Scleroderma and the Kidney: Not just Renal Crisis
Not all renal failure in scleroderma is HTN related renal crisis. While renal TMA and endothelial damage is a common cause of AKI in scleroderma, other interesting cause to keep in mind is vasculitis.
Of all the vasculitides, small vessel ANCA vasculitis is noted to be seen with scleroderma.
A study by Rho et al. found 31 reports containing 63 cases of ANCA vasculitis with scleroderma up to 1994. Fifty of the 63 cases provided sufficient clinical and laboratory information and were included in the analysis. Eighty-four percent were women with a mean age of 57.1 years. Over 70% had ANA positive and 70% with anti-Scl-70 antibody, and 72% with positive anti-MPO antibody. The most common end-organ involvement included kidneys (82%) and lungs (70% had pulmonary fibrosis). Mortality was highest in the first year.

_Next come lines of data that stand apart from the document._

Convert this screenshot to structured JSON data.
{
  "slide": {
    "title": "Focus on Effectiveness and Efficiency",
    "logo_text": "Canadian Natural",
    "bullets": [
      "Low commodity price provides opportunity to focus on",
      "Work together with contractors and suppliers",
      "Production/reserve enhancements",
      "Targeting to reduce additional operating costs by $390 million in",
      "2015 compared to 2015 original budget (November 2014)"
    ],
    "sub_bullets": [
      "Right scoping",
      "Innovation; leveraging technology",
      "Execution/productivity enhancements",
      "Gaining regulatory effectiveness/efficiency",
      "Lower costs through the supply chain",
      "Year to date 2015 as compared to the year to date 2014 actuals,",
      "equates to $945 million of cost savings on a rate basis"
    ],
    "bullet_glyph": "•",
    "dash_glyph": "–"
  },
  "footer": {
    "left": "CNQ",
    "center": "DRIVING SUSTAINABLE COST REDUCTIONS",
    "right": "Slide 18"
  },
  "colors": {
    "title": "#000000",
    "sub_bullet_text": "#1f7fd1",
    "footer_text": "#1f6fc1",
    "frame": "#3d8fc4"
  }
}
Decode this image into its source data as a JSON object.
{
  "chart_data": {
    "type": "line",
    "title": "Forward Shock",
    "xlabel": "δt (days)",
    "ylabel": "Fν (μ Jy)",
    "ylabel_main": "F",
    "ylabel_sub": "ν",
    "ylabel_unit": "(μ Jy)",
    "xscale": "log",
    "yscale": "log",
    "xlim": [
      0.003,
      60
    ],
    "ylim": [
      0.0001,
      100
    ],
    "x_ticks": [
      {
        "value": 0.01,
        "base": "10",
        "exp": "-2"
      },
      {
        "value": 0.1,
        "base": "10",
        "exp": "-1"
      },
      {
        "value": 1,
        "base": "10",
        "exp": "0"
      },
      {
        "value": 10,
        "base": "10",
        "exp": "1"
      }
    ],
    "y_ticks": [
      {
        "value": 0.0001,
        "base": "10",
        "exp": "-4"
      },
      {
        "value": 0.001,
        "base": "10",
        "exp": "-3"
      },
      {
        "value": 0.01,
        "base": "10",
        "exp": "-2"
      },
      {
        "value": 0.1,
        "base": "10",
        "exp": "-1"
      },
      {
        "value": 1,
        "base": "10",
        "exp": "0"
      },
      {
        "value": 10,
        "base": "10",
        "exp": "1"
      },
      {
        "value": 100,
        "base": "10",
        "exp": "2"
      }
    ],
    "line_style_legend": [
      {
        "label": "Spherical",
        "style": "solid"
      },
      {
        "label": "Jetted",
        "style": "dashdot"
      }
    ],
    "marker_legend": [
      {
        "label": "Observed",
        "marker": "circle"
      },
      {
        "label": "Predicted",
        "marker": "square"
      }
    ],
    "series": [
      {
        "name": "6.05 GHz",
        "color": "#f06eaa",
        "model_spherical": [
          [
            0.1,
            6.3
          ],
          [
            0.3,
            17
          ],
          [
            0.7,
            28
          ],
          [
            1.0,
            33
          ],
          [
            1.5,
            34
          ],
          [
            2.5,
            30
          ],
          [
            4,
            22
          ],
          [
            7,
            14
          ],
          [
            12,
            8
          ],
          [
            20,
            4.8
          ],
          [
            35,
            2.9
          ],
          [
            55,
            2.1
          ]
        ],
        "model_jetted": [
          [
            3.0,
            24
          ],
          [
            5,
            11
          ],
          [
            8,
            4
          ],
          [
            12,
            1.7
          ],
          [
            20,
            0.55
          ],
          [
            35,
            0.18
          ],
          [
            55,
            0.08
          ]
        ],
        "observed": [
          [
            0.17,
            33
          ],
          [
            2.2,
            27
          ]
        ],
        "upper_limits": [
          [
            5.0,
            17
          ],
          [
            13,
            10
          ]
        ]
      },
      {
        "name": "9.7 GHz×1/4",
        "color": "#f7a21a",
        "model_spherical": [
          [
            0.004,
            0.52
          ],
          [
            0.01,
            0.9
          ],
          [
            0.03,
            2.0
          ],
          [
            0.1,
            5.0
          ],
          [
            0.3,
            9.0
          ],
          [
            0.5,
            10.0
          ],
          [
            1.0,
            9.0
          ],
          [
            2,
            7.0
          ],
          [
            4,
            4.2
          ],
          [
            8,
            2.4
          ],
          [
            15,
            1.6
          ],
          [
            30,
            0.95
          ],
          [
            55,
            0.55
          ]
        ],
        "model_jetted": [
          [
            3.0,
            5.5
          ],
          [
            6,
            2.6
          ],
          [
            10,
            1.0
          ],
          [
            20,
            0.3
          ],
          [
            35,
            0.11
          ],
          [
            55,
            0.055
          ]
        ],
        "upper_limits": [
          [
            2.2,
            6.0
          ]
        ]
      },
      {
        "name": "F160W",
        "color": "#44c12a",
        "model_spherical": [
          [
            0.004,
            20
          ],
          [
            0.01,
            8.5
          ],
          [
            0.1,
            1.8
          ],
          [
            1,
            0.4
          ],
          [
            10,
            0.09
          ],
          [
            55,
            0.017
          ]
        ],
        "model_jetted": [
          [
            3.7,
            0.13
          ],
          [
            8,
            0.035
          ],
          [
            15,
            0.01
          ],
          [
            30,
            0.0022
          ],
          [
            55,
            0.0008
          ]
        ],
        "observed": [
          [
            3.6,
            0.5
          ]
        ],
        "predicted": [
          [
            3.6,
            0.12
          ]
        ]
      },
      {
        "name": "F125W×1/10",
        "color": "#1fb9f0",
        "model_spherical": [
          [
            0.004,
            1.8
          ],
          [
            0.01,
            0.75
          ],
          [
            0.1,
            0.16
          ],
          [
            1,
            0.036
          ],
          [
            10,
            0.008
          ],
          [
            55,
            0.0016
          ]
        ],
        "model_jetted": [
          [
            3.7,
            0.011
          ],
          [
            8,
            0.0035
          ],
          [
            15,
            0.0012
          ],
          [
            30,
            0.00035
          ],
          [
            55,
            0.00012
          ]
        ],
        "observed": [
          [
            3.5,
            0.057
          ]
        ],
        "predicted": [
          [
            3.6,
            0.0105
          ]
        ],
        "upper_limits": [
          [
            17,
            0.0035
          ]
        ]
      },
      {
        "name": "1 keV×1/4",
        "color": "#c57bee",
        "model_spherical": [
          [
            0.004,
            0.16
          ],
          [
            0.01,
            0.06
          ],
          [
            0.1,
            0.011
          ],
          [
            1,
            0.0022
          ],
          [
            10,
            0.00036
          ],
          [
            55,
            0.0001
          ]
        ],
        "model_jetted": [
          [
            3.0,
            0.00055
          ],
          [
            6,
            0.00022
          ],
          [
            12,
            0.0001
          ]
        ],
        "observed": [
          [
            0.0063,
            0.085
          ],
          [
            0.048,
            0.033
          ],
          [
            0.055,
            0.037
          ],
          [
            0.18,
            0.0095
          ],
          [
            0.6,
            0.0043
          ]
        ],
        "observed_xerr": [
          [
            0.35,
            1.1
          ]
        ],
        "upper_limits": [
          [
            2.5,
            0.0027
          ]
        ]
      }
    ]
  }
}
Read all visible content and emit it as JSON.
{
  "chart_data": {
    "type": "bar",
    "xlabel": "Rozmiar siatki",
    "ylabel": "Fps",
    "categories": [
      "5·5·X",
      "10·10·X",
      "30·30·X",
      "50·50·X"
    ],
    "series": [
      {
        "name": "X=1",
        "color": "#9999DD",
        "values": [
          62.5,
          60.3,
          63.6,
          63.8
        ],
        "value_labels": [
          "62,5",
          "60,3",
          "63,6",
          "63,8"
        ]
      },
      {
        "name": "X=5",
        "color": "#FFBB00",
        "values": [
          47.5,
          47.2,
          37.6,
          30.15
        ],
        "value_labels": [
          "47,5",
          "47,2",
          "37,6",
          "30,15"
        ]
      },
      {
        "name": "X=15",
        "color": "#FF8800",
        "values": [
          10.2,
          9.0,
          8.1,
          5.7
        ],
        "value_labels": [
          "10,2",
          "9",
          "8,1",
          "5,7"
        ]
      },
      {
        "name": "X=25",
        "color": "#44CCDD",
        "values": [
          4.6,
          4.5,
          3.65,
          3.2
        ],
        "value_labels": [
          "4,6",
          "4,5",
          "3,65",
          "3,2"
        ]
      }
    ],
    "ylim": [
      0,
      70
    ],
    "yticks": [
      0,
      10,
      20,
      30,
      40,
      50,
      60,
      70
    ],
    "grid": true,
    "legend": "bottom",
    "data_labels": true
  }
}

A more recent review has 11 more cases that also were reported. Most were females, all had anti MPO titers and 9 /11 cases had renal involvement with crescentic GN.
These findings highlight the importance of considering crescentic GN related to ANCA vasculitis as a potential cause of renal insufficiency in scleroderma. Classically, scleroderma renal crisis occurs in up to 20% of patients with diffuse scleroderma, and renal involvement manifesting as hypertension, proteinuria, or azotemia can be found in 45–60%. However, causes other than scleroderma renal crisis should be considered as a differential diagnosis, especially in settings of normal blood pressure or ANCA positivity.